Se dal punto di vista storico il palazzo di Kh. presenta, come si è visto, notevoli motivi di interesse, non certo minore è il suo significato per l'evoluzione della cultura artistica della Battriana e dell'intera arte kuṣāṇa, di cui illumina molti aspetti prima pressoché ignoti.

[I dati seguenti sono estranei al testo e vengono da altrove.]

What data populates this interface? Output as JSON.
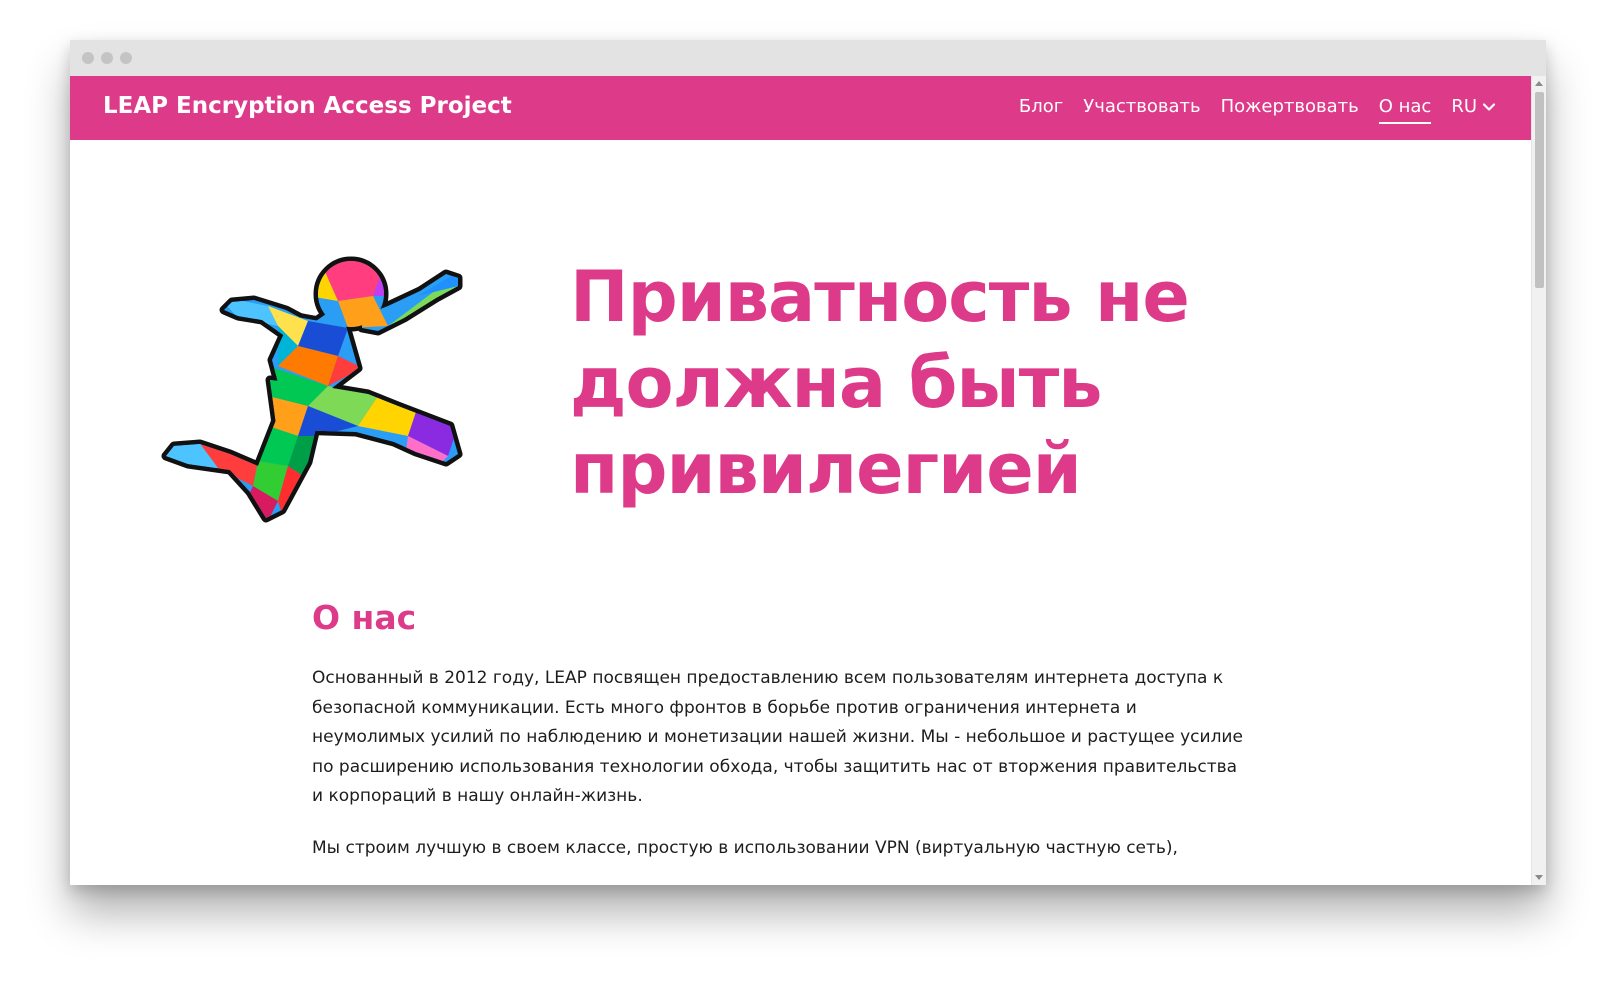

In primo luogo va sottolineato come temi o personaggi di chiara derivazione classica (amorini portatori di festoni, Atena, Nike, ecc.) siano trasformati sulla base di un gusto e di un ideale estetico ormai lontani dai prototipi occidentali, un gusto e un ideale che alla luce delle scoperte più recenti di Dilberǰin e Dalverzin Tepe possono essere definiti «battriani». Vivace e originale è il gusto individualizzante che si esprime nella caratterizzazione di tutti i personaggi, anche di quelli minori; una caratterizzazione che non solo approda vigorosamente al ritratto, sottolineando senza esitazione anche i segni dell'età, ma tende efficacemente all'effetto drammatico e patetico. Assai forte è la sensibilità plastica, che si esprime sia attraverso il passaggio dal bassorilievo al tutto tondo, sia nell'uso della policromia (quest'ultima vale anche a esaltare gli effetti drammatici), sia infine nel ricorso a particolari soluzioni ottiche, quale l'utilizzazione dell'asimmetria, per correggere le distorsioni derivanti dalla collocazione assai elevata del fregio.

Bibl.: G. A. Pugačenkova, K istorii antičnoj stroitel'noj tekhnikì Baktrii-Tokharistana («Sulla storia dell'antica tecnica costruttiva in Battriana- Tokhārestān»), in SovArkh, 1963, 4, pp. 73-85; ead., Κ ikonografii Geraja («Sull'iconografia di Heraos»), in VesDrevIstor, 1965, 1, pp. 127-136; ead., La sculpture de Khaltchayan, in IrAnt, V, 1965, pp. 116-127; ead., Khalçajan, Taškent 1966; ead., Skul'ptura Khalčajana («La scultura di Kh.»), Mosca 1971; ead., Kušanskoe iskusstvo νsvete novejšikh otkrytij νsevemoj Baktrii («L'arte kuṣāṇa alla luce delle nuove scoperte nella Battriana settentrionale»), in Central'naja Azija ν kušanskuju epokhu, II, Mosca 1974, pp. 312-319; Β. Rowland, Graeco- Bactrian Art and Gandhara: Khalchayan and the Gandhara Bodhisatwas, ibid., pp. 320-323; Β. Ja. Staviskij, Kušanskaja Baktrija: problemy istorii i kul'tury, («La Battriana kuṣāṇa. Problemi di storia e cultura»), Mosca 1977, passim (ed. francese La Bactriane sous les Kushans, problèmes d histoire et de culture, Parigi 1986); P. Bernard, La Bactriane à l'époque kushane d'après une nouvelle publication soviétique, in JSav, 1979, pp. 237-256; G. A. Pugačenkova, Iskusstvo Baktrii epokhi Kušan («L'arte della Battriana nell'età dei Kuṣāṇa»), Mosca 1979; G. Verardi, The Kuṣāṇa Emperors as Cakravartins. Dynastic Art and Cults in India and Central Asia: History of a Theory, Clarification and Refutations, in EastWest, XXXIII, 1983, pp. 225-294; V. M. Masson, Sevemaja Baktrija, in G. A. Košelenko (ed.), Drevnejšie gosudarstva Kavkaza i Srednej Azii («I più antichi stati del Caucaso e dell'Asia Media»), Mosca 1985, pp. 261, 268.